Friday, April 29, 2011

10 Hours and Counting

April 21, 2011

Ten hours in the same place on this lancha. This whole trip has been ridiculous. We were supposed to leave on Sunday, today is Thursday. We decided in a meeting a week earlier that we would be leaving Sunday the 17th. That turned into Monday, which turned into Tuesday in which we had a flat tire on the way to the port, the boat then decided it wasn’t going to leave. Tuesday then turned into Wednesday evening at 8 o’clock.

With all of our stuff loaded into the cargo boat, we were off to Inahuaya, a little town upriver that is home to three of our Peruvian boys. The SM’s, Wendy and Cecilia all played 7-up until the boat captain came and asked us for our names, nationality, and passport numbers, the latter of which we all made up because we didn’t have our passports with us. Oh, Peru, I love it.

We played until the cook kicked us off the table. We all decided it would be a good time to get settled and go to bed. We made our way downstairs into the crowded cargo area. Actually, crowded would be putting it mildly. Every inch of space was filled with food items being imported to the smaller river towns, smelly chickens, or bodies. It made for a pleasant smell. Even the air space was filled with hammocks strung up so close you could feel the person next to you breathing. My place of “rest” was wedged under Rachel and Rebecca and next to some guy I didn’t know. His feet lay conveniently six inches from my face. I wrapped my hammock around myself and tried to get comfy.

At 12:30 AM I was awakened to my hammock swinging wildly back and forth and mothers screaming. The engine was revving quite loudly. We were stuck on a sand bank. Great. Apparently being stuck on a sand bank can be dangerous, there is a chance that the boat could tip over. In my groggy state I prayed that we would get unstuck soon and that I wouldn’t wake up swimming in the Ucayali river.
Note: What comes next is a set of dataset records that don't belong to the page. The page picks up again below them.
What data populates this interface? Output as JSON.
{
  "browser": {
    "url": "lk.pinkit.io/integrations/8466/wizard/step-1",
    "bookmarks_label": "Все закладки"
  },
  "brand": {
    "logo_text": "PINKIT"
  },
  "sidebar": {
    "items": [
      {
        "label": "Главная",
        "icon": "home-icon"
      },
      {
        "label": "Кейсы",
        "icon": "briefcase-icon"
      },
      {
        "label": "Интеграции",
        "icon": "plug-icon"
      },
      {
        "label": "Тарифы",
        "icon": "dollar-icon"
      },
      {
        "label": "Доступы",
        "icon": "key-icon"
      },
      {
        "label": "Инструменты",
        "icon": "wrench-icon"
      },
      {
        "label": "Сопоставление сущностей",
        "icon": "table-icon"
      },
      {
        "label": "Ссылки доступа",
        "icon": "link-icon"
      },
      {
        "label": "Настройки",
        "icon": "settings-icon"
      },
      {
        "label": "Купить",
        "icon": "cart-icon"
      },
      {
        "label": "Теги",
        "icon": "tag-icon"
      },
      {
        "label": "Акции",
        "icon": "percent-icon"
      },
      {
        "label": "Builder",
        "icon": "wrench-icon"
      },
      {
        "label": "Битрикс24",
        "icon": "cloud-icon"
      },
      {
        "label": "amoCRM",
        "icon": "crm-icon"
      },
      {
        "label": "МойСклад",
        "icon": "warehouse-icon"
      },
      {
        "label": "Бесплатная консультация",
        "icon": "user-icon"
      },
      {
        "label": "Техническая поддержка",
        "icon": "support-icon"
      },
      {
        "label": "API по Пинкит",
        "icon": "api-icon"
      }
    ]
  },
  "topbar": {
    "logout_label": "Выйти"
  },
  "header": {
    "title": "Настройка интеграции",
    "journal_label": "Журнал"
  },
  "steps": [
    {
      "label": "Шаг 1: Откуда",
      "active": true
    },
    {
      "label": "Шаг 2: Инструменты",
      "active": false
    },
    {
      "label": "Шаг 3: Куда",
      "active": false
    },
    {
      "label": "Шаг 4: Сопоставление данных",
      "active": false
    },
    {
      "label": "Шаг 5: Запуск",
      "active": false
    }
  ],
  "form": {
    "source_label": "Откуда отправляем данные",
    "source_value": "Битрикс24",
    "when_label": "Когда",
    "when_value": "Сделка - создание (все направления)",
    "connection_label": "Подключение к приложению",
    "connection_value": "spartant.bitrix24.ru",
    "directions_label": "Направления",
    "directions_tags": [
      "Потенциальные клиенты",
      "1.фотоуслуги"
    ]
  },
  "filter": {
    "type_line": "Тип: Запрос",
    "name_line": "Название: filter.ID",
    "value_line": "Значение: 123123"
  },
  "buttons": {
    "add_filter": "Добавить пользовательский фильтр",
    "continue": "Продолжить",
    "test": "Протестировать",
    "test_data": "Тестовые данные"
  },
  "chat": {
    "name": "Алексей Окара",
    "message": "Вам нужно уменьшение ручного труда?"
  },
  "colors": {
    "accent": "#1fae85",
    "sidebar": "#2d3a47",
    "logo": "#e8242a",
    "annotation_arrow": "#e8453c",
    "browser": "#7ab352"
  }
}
I awoke at 6:00 am to an aroma mixture of body odor, wet chickens, and warm soggy onions. Probably the worst combination in the world. I felt nauseous, but there was no way I was getting out of my hammock and to the edge of the boat soon. So I thought happy thoughts and suppressed the nauseous feeling. With that abated, we sat a waited to get off the sandbank. It was getting quite hot and stuffy because of the lack of airflow. We passed the time by reading, chatting, and snacking. Oh, did I mention that throughout all of this I was fighting some bicho in my stomach. I had gurgly gut the whole time and was praying that the war going on in my stomach wouldn’t decide to retreat out the exit.

It was starting to get rough about hour 7 on the boat. One lady tried to start a revolt. “People, we need to get off this boat. Children are starving. We need to rally anyone we know who lives on the river with a small boat to come and take the women and children out of here. Who is with me? Everyone to the front of the boat!” It was comical.
Finally, about 11:00 am on the 21st, we found a way out of the sand bank after trying to hail down various other boats. Everyone let out a hoot and holler and shout of rejoicing over our freedom. I felt like music should be playing and people should be crying and hugging each other. But the rejoicing only lasted a minute and then we were on our way.
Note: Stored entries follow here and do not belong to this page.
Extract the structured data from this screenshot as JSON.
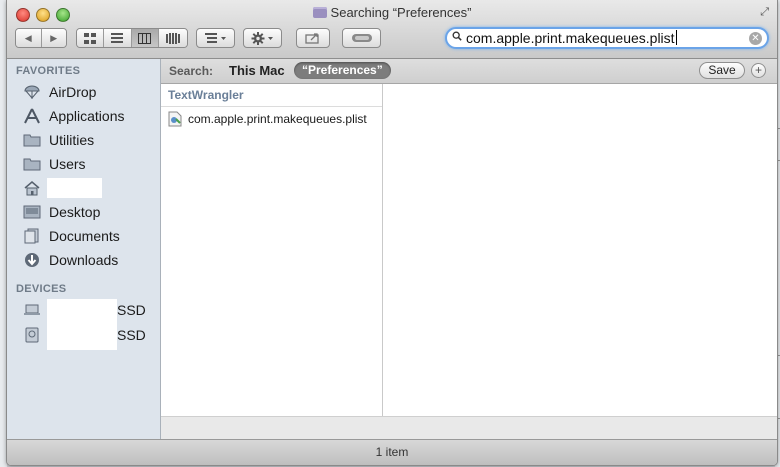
{
  "window": {
    "title": "Searching “Preferences”"
  },
  "toolbar": {
    "back_glyph": "◀",
    "forward_glyph": "▶",
    "search": {
      "value": "com.apple.print.makequeues.plist"
    }
  },
  "sidebar": {
    "favorites_header": "FAVORITES",
    "favorites": [
      {
        "label": "AirDrop",
        "icon": "airdrop-icon"
      },
      {
        "label": "Applications",
        "icon": "applications-icon"
      },
      {
        "label": "Utilities",
        "icon": "folder-icon"
      },
      {
        "label": "Users",
        "icon": "folder-icon"
      },
      {
        "label": "",
        "icon": "home-icon"
      },
      {
        "label": "Desktop",
        "icon": "desktop-icon"
      },
      {
        "label": "Documents",
        "icon": "documents-icon"
      },
      {
        "label": "Downloads",
        "icon": "downloads-icon"
      }
    ],
    "devices_header": "DEVICES",
    "devices": [
      {
        "label": "SSD",
        "icon": "laptop-icon"
      },
      {
        "label": "SSD",
        "icon": "disk-icon"
      }
    ]
  },
  "scope_bar": {
    "label": "Search:",
    "this_mac": "This Mac",
    "preferences": "“Preferences”",
    "save": "Save",
    "plus": "+"
  },
  "results": {
    "group": "TextWrangler",
    "items": [
      {
        "name": "com.apple.print.makequeues.plist"
      }
    ]
  },
  "status": {
    "text": "1 item"
  }
}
So, here I am now, hanging out in my hammock, Steph is next to me working on her dreads, a parrot is overhead. Every now and then he squawks out an, “hola,” or, “corre corre corre,” on rare occasions a, “papi, ven!” It’s cute, and the parrot is pretty.

A breeze blows as long as we’re moving and the green luscious jungles slowly pass as we make our way down the river to Inahuaya. I pray that despite all the craziness we’ve gone through to getting here, God will still work through us. We’ll see where he leads.